On my recent travels across the Americas, I have twice encountered the combination of Phillipe Starck and an Adria protege. Not quite sure what that little statistic means, but when there’s good and funky food in equally funky surroundings, there’s never a lack of discussion topics that are centred around the space you’re in and the experience is breathes upon you! The SLS hotel in Los Angeles is hom e to Bazaar, where El Bulli graduate Jose Andres flaunts his wares in a Starck designed dining room that plays on the name Bazaar and its permutation of bizarre, a space where the dining room is split into the actual dining space and a bar, patisserie and walk through market space displaying luxuriously priced knick-knacks, a sort of uber souk. Given the nature of the menu and it’s design for sharing, I have to say that with the help of Mr. W and Ms. B, there was fair justice done!
Red Rooster, New York
After two weeks of gastronomic heaven in New York, I still hadn’t tried any food rooted in American tradition – now whilst most may laugh at the prospect of such a cuisine existing outside the staples of burgers and pizzas, the south has a strong culinary history that has spanned hundreds of years and been influenced by the the various ethnic communities, the abundance of local produce and the native population with whom they interacted.
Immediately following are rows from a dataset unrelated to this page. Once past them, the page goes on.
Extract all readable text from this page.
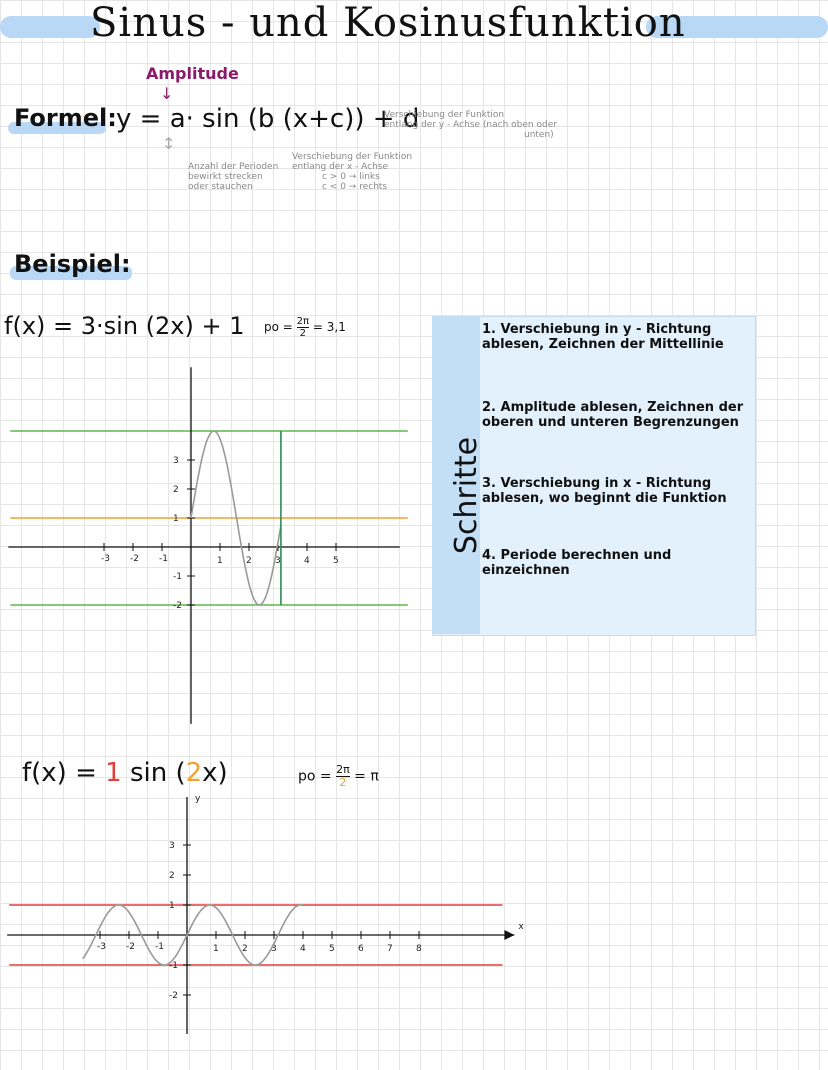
Sinus - und Kosinusfunktion
Formel:
Amplitude
↓
y = a· sin (b (x+c)) + d
Verschiebung der Funktion
entlang der y - Achse (nach oben oder
unten)
↕
Anzahl der Perioden
bewirkt strecken
oder stauchen
Verschiebung der Funktion
entlang der x - Achse
c > 0 → links
c < 0 → rechts
Beispiel:
f(x) = 3·sin (2x) + 1 po = $\frac{2\pi}{2} = 3,1$
f(x) = 1 sin (2x)	po = $\frac{2\pi}{2} = \pi$
Schritte
1. Verschiebung in y - Richtung ablesen, Zeichnen der Mittellinie
2. Amplitude ablesen, Zeichnen der oberen und unteren Begrenzungen
3. Verschiebung in x - Richtung ablesen, wo beginnt die Funktion
4. Periode berechnen und einzeichnen
-3 -2 -1	1	2	3	4	5
3
2
1
-1
-2
x
y
-3 -2 -1	1	2	3	4	5	6	7	8
3
2
1
-1
-2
In the vibrant neighbourhood of Harlem, is a restaurant celebrating just these very things – American comfort food rooted in the south and also that influenced by the restaurants neighbourhood. Red Rooster like many of its contemporary restaurants focuses wonderfully on the artisans and producers, farmers and suppliers that champion local produce and its lauded chef Marcus Samuelsson was also the winner of the second season of Top Chef, a show all about chefs competing against other chefs and judged by industry professionals. Needless to say, the expectations were tinged with excitement and both affectations were riding high!